Der Monsun in Indien ist zwei Wochen früher gekommen – und hat das Gebirge ins Rutschen gebracht.

Fünf Tage ist Gopi mit ihrem Baby durch die Wälder und Berge geirrt, bis sie endlich ein Dorf erreichte. Sie habe Blätter gegessen, damit die Muttermilch nicht versiegt und das Kind nicht hungert, erzählt die erschöpfte Mittzwanzigerin Reportern. Die junge Mutter war auf einer Pilgerreise im heiligen Ort Gaurikund, als der verfrühte Monsun sie überraschte, der Fluss Mandakini aus seinem Bett ausbrach und alles mit sich riss.

Mehr als eine Woche ist es her, dass Sturzfluten und Erdrutsche den indischen Himalaya-Staat Uttarakhand verwüsteten.
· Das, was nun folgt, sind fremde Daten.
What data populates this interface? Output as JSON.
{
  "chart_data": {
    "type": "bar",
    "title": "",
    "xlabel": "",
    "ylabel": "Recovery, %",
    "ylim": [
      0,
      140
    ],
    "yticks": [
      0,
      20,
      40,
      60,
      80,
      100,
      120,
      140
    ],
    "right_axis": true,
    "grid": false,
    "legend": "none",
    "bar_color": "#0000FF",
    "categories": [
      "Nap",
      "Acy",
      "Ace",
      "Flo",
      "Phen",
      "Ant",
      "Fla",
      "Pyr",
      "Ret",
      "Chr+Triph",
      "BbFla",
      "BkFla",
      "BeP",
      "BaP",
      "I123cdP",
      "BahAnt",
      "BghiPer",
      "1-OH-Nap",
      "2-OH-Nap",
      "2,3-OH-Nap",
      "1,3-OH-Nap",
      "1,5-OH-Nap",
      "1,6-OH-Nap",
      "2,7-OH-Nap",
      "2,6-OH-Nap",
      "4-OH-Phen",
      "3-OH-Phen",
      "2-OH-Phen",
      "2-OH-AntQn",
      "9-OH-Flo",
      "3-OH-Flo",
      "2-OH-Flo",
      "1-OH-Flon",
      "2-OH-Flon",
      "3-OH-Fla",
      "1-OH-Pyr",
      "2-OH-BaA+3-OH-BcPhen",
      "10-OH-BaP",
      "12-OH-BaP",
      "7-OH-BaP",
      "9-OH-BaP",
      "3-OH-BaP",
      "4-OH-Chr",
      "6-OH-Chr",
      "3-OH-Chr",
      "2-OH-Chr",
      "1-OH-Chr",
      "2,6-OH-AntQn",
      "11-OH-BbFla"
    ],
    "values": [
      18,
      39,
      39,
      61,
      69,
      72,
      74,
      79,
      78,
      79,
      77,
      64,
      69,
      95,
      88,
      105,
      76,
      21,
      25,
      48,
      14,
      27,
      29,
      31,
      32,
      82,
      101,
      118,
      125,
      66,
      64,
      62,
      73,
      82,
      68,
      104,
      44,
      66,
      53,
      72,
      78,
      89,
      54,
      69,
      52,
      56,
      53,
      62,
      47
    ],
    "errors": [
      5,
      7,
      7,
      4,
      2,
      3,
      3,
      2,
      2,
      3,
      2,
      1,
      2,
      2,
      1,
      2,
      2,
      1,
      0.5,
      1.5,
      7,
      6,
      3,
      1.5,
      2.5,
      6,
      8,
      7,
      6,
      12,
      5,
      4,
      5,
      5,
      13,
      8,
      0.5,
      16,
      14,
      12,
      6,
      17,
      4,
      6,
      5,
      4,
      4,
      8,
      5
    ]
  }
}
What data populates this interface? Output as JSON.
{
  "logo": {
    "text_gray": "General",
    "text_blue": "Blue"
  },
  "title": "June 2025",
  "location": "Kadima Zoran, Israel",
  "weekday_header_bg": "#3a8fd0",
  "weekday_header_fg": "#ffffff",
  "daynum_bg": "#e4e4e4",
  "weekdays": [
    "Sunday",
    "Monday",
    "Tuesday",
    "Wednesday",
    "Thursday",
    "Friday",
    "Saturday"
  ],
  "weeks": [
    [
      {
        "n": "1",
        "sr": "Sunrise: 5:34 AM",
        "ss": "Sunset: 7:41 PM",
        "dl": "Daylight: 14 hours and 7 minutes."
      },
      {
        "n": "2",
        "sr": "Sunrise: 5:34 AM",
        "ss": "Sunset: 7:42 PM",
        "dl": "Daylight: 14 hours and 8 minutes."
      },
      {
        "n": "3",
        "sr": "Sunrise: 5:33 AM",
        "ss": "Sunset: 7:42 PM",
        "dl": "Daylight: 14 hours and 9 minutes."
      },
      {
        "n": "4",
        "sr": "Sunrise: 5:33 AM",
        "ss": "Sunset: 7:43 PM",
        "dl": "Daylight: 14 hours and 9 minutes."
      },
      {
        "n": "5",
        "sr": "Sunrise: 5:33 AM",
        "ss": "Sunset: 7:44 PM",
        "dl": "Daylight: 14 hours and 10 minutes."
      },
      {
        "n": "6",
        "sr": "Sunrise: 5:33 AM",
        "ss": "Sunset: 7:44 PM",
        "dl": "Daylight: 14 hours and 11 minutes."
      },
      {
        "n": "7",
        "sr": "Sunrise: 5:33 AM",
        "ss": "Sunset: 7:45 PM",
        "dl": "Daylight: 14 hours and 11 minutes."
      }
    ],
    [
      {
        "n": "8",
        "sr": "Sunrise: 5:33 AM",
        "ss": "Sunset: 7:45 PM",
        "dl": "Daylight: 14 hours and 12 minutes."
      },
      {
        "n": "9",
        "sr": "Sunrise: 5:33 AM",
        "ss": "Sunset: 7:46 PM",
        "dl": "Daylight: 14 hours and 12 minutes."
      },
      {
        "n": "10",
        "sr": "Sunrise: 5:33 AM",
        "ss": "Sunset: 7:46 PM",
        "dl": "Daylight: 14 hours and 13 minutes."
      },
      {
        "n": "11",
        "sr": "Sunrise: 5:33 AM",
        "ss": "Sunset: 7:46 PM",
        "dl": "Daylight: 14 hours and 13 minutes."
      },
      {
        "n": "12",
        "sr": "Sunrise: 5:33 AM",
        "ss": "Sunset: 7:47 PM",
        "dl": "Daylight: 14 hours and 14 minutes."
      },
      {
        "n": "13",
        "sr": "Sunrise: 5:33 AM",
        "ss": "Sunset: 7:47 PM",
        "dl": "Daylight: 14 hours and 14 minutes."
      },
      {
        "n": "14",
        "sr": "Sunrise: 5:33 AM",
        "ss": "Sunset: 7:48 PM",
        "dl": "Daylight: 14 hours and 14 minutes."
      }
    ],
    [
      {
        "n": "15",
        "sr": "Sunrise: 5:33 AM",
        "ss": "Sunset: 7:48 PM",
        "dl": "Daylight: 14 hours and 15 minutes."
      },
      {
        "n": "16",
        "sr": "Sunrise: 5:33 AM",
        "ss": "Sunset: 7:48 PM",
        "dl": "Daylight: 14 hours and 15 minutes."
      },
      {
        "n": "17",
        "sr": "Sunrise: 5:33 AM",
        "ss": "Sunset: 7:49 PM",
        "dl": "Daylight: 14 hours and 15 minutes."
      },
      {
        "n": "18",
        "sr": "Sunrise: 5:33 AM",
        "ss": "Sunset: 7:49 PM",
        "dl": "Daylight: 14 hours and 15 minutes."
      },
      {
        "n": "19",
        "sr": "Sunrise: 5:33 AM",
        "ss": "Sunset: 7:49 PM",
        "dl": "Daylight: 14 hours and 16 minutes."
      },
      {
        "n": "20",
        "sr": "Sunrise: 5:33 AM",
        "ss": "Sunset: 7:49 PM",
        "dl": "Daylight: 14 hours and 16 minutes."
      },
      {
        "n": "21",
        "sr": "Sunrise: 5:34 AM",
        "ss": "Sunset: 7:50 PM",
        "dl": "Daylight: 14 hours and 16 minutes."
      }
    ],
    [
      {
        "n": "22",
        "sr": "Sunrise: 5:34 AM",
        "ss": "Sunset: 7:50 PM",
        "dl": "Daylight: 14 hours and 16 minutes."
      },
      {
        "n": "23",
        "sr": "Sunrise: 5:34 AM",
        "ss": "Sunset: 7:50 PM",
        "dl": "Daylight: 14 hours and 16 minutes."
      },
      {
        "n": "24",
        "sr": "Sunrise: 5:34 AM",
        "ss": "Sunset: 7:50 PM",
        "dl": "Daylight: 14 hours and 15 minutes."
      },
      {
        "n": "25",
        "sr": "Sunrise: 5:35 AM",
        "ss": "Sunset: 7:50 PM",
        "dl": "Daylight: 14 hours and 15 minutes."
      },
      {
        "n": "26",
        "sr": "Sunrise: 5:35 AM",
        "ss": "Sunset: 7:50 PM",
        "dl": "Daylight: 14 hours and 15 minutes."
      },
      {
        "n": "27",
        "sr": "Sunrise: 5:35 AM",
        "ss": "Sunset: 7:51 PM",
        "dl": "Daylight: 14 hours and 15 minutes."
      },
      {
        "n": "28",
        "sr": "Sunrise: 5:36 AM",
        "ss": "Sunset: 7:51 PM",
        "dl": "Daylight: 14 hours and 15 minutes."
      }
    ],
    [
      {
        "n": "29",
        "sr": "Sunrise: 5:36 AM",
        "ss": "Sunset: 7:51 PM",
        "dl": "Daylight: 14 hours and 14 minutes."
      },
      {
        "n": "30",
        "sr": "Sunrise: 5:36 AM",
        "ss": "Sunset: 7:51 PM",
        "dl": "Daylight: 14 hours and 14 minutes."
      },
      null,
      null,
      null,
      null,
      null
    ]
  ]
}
Doch nur langsam enthüllt sich das ganze Ausmaß der Tragödie. Mindestens 1000 Leichen wurden inzwischen geborgen. Viele weitere Tote dürften noch unter den Schlamm- und Geröllmassen begraben sein. „Die Berge haben sich in Friedhöfe verwandelt“, schrieb die Zeitung „Mail today“. Im Fernsehen war die Rede von einem „Tsunami der Himalyas“. Die Retter kämpfen gegen die Zeit. Noch immer sind 32 000 Menschen von der Außenwelt abgeschnitten und warten auf Hilfe. Viele Gestrandete sind seit Tagen ohne Nahrung und Trinkwasser. Das Militär hat Notpakete abgeworfen. Doch es konnte nicht alle Eingeschlossenen erreichen. Vor allem Kinder, Mütter und Alte sind am Ende ihrer Kräfte. Angehörige müssen mit ansehen, wie ihre Lieben langsam sterben.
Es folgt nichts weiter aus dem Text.